Como parte de um conflito com as organizações sociais que representam desempregados e trabalhadores informais, o governo de Javier Milei não está entregando alimentos para os comedores populares desde o início de seu mandato, em dezembro passado. Desde então, permanecem nos armazéns do Estado pelo menos 5.000 toneladas de comida compradas pelo governo anterior. Em um contexto de crise econômica e crescente pobreza, a justiça ordenou nesta segunda-feira ao governo que distribua “imediatamente” os alimentos entre os comedores. No entanto, a Casa Rosada anunciou que irá recorrer da decisão.
Os dados oficiais do Instituto Nacional de Estatísticas e Censos (INDEC) indicam que na Argentina mais de 41% da população era pobre ou indigente no final de 2023. Hoje, de acordo com o Observatório da Dívida Social da Universidade Católica Argentina (UCA), a pobreza subiu para 57,4% da população e 32% das crianças e adolescentes sofrem de insegurança alimentar. Os comedores populares se multiplicaram nos últimos anos para oferecer alimentos gratuitos aos setores mais pauperizados. Embora haja mais de 40 mil inscritos no registro público em todo o país, até o ano passado havia 4.200 comedores registrados e, desses, 2.314 recebiam assistência do Estado.
Diante da suspensão do envio de alimentos que vinha sendo feito pelo Estado – no âmbito de planos em vigor para combater a fome – as organizações sociais que administram os comedores fizeram múltiplos pedidos administrativos e também protestos públicos.
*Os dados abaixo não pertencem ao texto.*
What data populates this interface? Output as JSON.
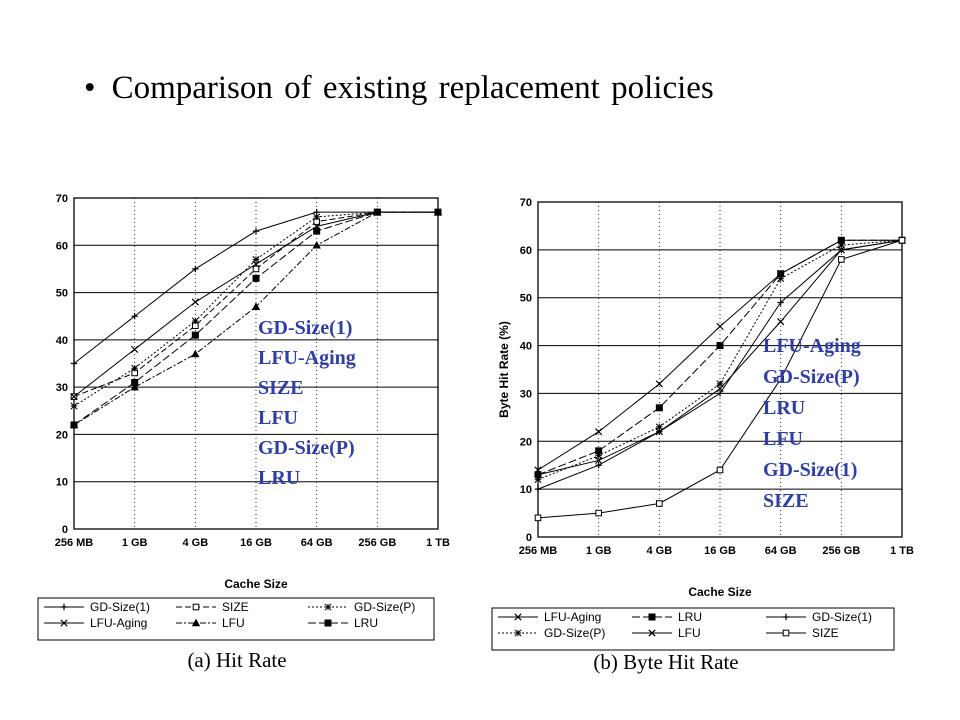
{
  "slide": {
    "bullet": "•",
    "title": "Comparison of existing replacement policies"
  },
  "colors": {
    "annotation": "#2e3cb4",
    "line": "#000000"
  },
  "chart_data": [
    {
      "type": "line",
      "caption": "(a) Hit Rate",
      "xlabel": "Cache Size",
      "ylabel": "",
      "categories": [
        "256 MB",
        "1 GB",
        "4 GB",
        "16 GB",
        "64 GB",
        "256 GB",
        "1 TB"
      ],
      "ylim": [
        0,
        70
      ],
      "yticks": [
        0,
        10,
        20,
        30,
        40,
        50,
        60,
        70
      ],
      "grid": true,
      "legend_position": "bottom",
      "series": [
        {
          "name": "GD-Size(1)",
          "marker": "plus",
          "dash": "",
          "values": [
            35,
            45,
            55,
            63,
            67,
            67,
            67
          ]
        },
        {
          "name": "SIZE",
          "marker": "square-open",
          "dash": "6 3",
          "values": [
            28,
            33,
            43,
            55,
            65,
            67,
            67
          ]
        },
        {
          "name": "GD-Size(P)",
          "marker": "star",
          "dash": "2 2",
          "values": [
            26,
            34,
            44,
            57,
            66,
            67,
            67
          ]
        },
        {
          "name": "LFU-Aging",
          "marker": "x",
          "dash": "",
          "values": [
            28,
            38,
            48,
            56,
            64,
            67,
            67
          ]
        },
        {
          "name": "LFU",
          "marker": "triangle",
          "dash": "6 2 2 2",
          "values": [
            22,
            30,
            37,
            47,
            60,
            67,
            67
          ]
        },
        {
          "name": "LRU",
          "marker": "square-filled",
          "dash": "8 3",
          "values": [
            22,
            31,
            41,
            53,
            63,
            67,
            67
          ]
        }
      ],
      "annotations": [
        "GD-Size(1)",
        "LFU-Aging",
        "SIZE",
        "LFU",
        "GD-Size(P)",
        "LRU"
      ]
    },
    {
      "type": "line",
      "caption": "(b) Byte Hit Rate",
      "xlabel": "Cache Size",
      "ylabel": "Byte Hit Rate (%)",
      "categories": [
        "256 MB",
        "1 GB",
        "4 GB",
        "16 GB",
        "64 GB",
        "256 GB",
        "1 TB"
      ],
      "ylim": [
        0,
        70
      ],
      "yticks": [
        0,
        10,
        20,
        30,
        40,
        50,
        60,
        70
      ],
      "grid": true,
      "legend_position": "bottom",
      "series": [
        {
          "name": "LFU-Aging",
          "marker": "x",
          "dash": "",
          "values": [
            14,
            22,
            32,
            44,
            55,
            62,
            62
          ]
        },
        {
          "name": "LRU",
          "marker": "square-filled",
          "dash": "8 3",
          "values": [
            13,
            18,
            27,
            40,
            55,
            62,
            62
          ]
        },
        {
          "name": "GD-Size(1)",
          "marker": "plus",
          "dash": "",
          "values": [
            10,
            15,
            22,
            30,
            49,
            60,
            62
          ]
        },
        {
          "name": "GD-Size(P)",
          "marker": "star",
          "dash": "2 2",
          "values": [
            12,
            17,
            23,
            32,
            54,
            61,
            62
          ]
        },
        {
          "name": "LFU",
          "marker": "x",
          "dash": "",
          "values": [
            13,
            16,
            22,
            31,
            45,
            60,
            62
          ]
        },
        {
          "name": "SIZE",
          "marker": "square-open",
          "dash": "",
          "values": [
            4,
            5,
            7,
            14,
            33,
            58,
            62
          ]
        }
      ],
      "annotations": [
        "LFU-Aging",
        "GD-Size(P)",
        "LRU",
        "LFU",
        "GD-Size(1)",
        "SIZE"
      ]
    }
  ]
}
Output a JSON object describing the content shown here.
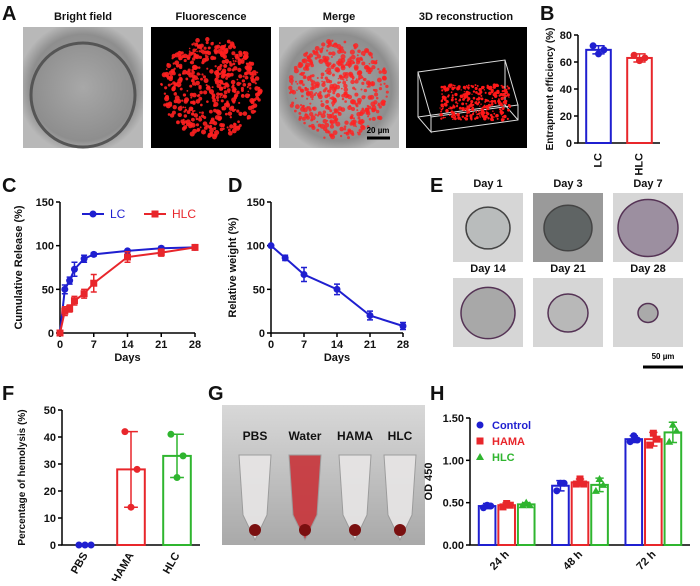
{
  "panel_labels": [
    "A",
    "B",
    "C",
    "D",
    "E",
    "F",
    "G",
    "H"
  ],
  "images": {
    "a_titles": [
      "Bright field",
      "Fluorescence",
      "Merge",
      "3D reconstruction"
    ],
    "a_scale": "20 µm",
    "e_titles": [
      "Day 1",
      "Day 3",
      "Day 7",
      "Day 14",
      "Day 21",
      "Day 28"
    ],
    "e_scale": "50 µm",
    "g_labels": [
      "PBS",
      "Water",
      "HAMA",
      "HLC"
    ]
  },
  "chart_data": [
    {
      "type": "bar",
      "ylabel": "Entrapment efficiency (%)",
      "categories": [
        "LC",
        "HLC"
      ],
      "values": [
        69,
        63
      ],
      "errors": [
        3,
        3
      ],
      "points": [
        [
          72,
          66,
          69
        ],
        [
          65,
          61,
          63
        ]
      ],
      "colors": [
        "#1f1fd0",
        "#e8262b"
      ],
      "ylim": [
        0,
        80
      ],
      "yticks": [
        0,
        20,
        40,
        60,
        80
      ]
    },
    {
      "type": "line",
      "ylabel": "Cumulative Release (%)",
      "xlabel": "Days",
      "xlim": [
        0,
        28
      ],
      "xticks": [
        0,
        7,
        14,
        21,
        28
      ],
      "ylim": [
        0,
        150
      ],
      "yticks": [
        0,
        50,
        100,
        150
      ],
      "legend": "top",
      "series": [
        {
          "name": "LC",
          "color": "#1f1fd0",
          "marker": "circle",
          "x": [
            0,
            1,
            2,
            3,
            5,
            7,
            14,
            21,
            28
          ],
          "values": [
            0,
            50,
            60,
            73,
            85,
            90,
            94,
            97,
            98
          ],
          "errors": [
            0,
            5,
            4,
            8,
            4,
            2,
            1,
            2,
            1
          ]
        },
        {
          "name": "HLC",
          "color": "#e8262b",
          "marker": "square",
          "x": [
            0,
            1,
            2,
            3,
            5,
            7,
            14,
            21,
            28
          ],
          "values": [
            0,
            25,
            28,
            37,
            45,
            57,
            87,
            92,
            98
          ],
          "errors": [
            0,
            5,
            4,
            5,
            5,
            10,
            6,
            4,
            2
          ]
        }
      ]
    },
    {
      "type": "line",
      "ylabel": "Relative weight (%)",
      "xlabel": "Days",
      "xlim": [
        0,
        28
      ],
      "xticks": [
        0,
        7,
        14,
        21,
        28
      ],
      "ylim": [
        0,
        150
      ],
      "yticks": [
        0,
        50,
        100,
        150
      ],
      "series": [
        {
          "color": "#1f1fd0",
          "marker": "circle",
          "x": [
            0,
            3,
            7,
            14,
            21,
            28
          ],
          "values": [
            100,
            86,
            67,
            50,
            20,
            8
          ],
          "errors": [
            1,
            3,
            8,
            6,
            5,
            4
          ]
        }
      ]
    },
    {
      "type": "bar",
      "ylabel": "Percentage of hemolysis (%)",
      "categories": [
        "PBS",
        "HAMA",
        "HLC"
      ],
      "values": [
        0,
        28,
        33
      ],
      "errors": [
        0,
        14,
        8
      ],
      "points": [
        [
          0,
          0,
          0
        ],
        [
          42,
          14,
          28
        ],
        [
          41,
          25,
          33
        ]
      ],
      "colors": [
        "#1f1fd0",
        "#e8262b",
        "#2fb52f"
      ],
      "ylim": [
        0,
        50
      ],
      "yticks": [
        0,
        10,
        20,
        30,
        40,
        50
      ]
    },
    {
      "type": "bar",
      "ylabel": "OD 450",
      "categories": [
        "24 h",
        "48 h",
        "72 h"
      ],
      "ylim": [
        0,
        1.5
      ],
      "yticks": [
        {
          "value": 0,
          "label": "0.00"
        },
        {
          "value": 0.5,
          "label": "0.50"
        },
        {
          "value": 1,
          "label": "1.00"
        },
        {
          "value": 1.5,
          "label": "1.50"
        }
      ],
      "legend": "upper left",
      "series": [
        {
          "name": "Control",
          "color": "#1f1fd0",
          "marker": "circle",
          "values": [
            0.46,
            0.7,
            1.25
          ],
          "errors": [
            0.03,
            0.06,
            0.04
          ],
          "points": [
            [
              0.44,
              0.47,
              0.46
            ],
            [
              0.64,
              0.73,
              0.73
            ],
            [
              1.22,
              1.29,
              1.24
            ]
          ]
        },
        {
          "name": "HAMA",
          "color": "#e8262b",
          "marker": "square",
          "values": [
            0.47,
            0.74,
            1.25
          ],
          "errors": [
            0.03,
            0.04,
            0.08
          ],
          "points": [
            [
              0.45,
              0.49,
              0.47
            ],
            [
              0.72,
              0.78,
              0.72
            ],
            [
              1.18,
              1.32,
              1.25
            ]
          ]
        },
        {
          "name": "HLC",
          "color": "#2fb52f",
          "marker": "triangle",
          "values": [
            0.48,
            0.71,
            1.33
          ],
          "errors": [
            0.02,
            0.08,
            0.12
          ],
          "points": [
            [
              0.47,
              0.5,
              0.47
            ],
            [
              0.64,
              0.78,
              0.71
            ],
            [
              1.22,
              1.42,
              1.35
            ]
          ]
        }
      ]
    }
  ]
}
A ministra de Capital Humano, Sandra Pettovello, responsável pela distribuição de alimentos, foi denunciada pelo não cumprimento de seus deveres como funcionária.
Neste caso, um juiz determinou na segunda-feira que o Capital Humano “detalhe o estoque atual dos alimentos armazenados nos armazéns” – o governo já admitiu que em dois há cinco mil toneladas de produtos não perecíveis – e concedeu 72 horas para que “elabore um plano de distribuição desses alimentos de acordo com seu tipo, quantidade, data de validade e grupo-alvo, prevendo sua execução imediata”. Ao justificar sua decisão, o juiz Sebastián Casanello considerou que “o direito fundamental a uma alimentação adequada, reconhecido e protegido internacionalmente e a que o país conferiu status constitucional, impõe claramente ao Estado garantir sua eficácia de forma integral, pois não há vida sem saúde e não há saúde sem direito à alimentação”.
O governo tentará reverter a decisão do juiz. “Iremos recorrer”, anunciou o porta-voz presidencial, Manuel Adorni. Ele afirmou que “a justiça não pode se intrometer na política pública” e acrescentou que “esses alimentos são reservados preventivamente para emergências ou catástrofes. Isso não é apenas uma questão que acontece na Argentina, isso acontece em todos os países do mundo”, enfatizou. Na semana passada, ao tornar-se pública a existência dos depósitos com alimentos não distribuídos, Adorni havia dado outra explicação: ele havia afirmado que a distribuição foi interrompida porque, segundo “as auditorias realizadas pela ministra Pettovello, boa parte dos comedores” para os quais o governo anterior enviava alimentos “não existiam ou eram fraudulentos ou não tinham a quantidade de pessoas que afirmavam ter”. O governo de Milei já denunciou dirigentes de diversas organizações sociais por supostas coações e irregularidades na gestão dos alimentos intermediados até o ano passado, sob o governo do peronista Alberto Fernández.
“Contem como quiserem, inventem levantamentos fraudulentos, continuem com suas falsas generalizações, mas a única verdade é a realidade: vocês tiraram a comida das pessoas. Respeitem a decisão judicial”, reclamou o dirigente social Juan Grabois ao governo, que apresentou a denúncia contra a ministra de Capital Humano. Grabois detalhou que “as mercadorias armazenadas nos galpões são exclusivamente destinadas a atender a população vulnerável nos comedores e lanchonetes comunitárias”, de acordo com os acordos de aquisição firmados pelo Estado com a Organização dos Estados Ibero-americanos (OEI) e o Programa das Nações Unidas para o Desenvolvimento (PNUD), financiadores dos programas contra a fome. Além disso, o dirigente do Grande Pátria lembrou que, além disso, com outra legislação e outro financiamento, existe um programa de assistência para situações de emergências climáticas e catástrofes naturais ou acidentais.
A Igreja Católica se pronunciou sobre a controvérsia com um claro apelo ao governo. “Tomamos conhecimento da existência de dois armazéns que têm cinco milhões de quilos de alimentos guardados”, disse no último domingo o bispo Oscar Ojea, presidente da Conferência Episcopal Argentina. “Não entro nas razões pelas quais estão guardados, mas penso que em tempos de emergência alimentar isso deve nos levar à reflexão. Eles devem ser entregues rapidamente”, pediu.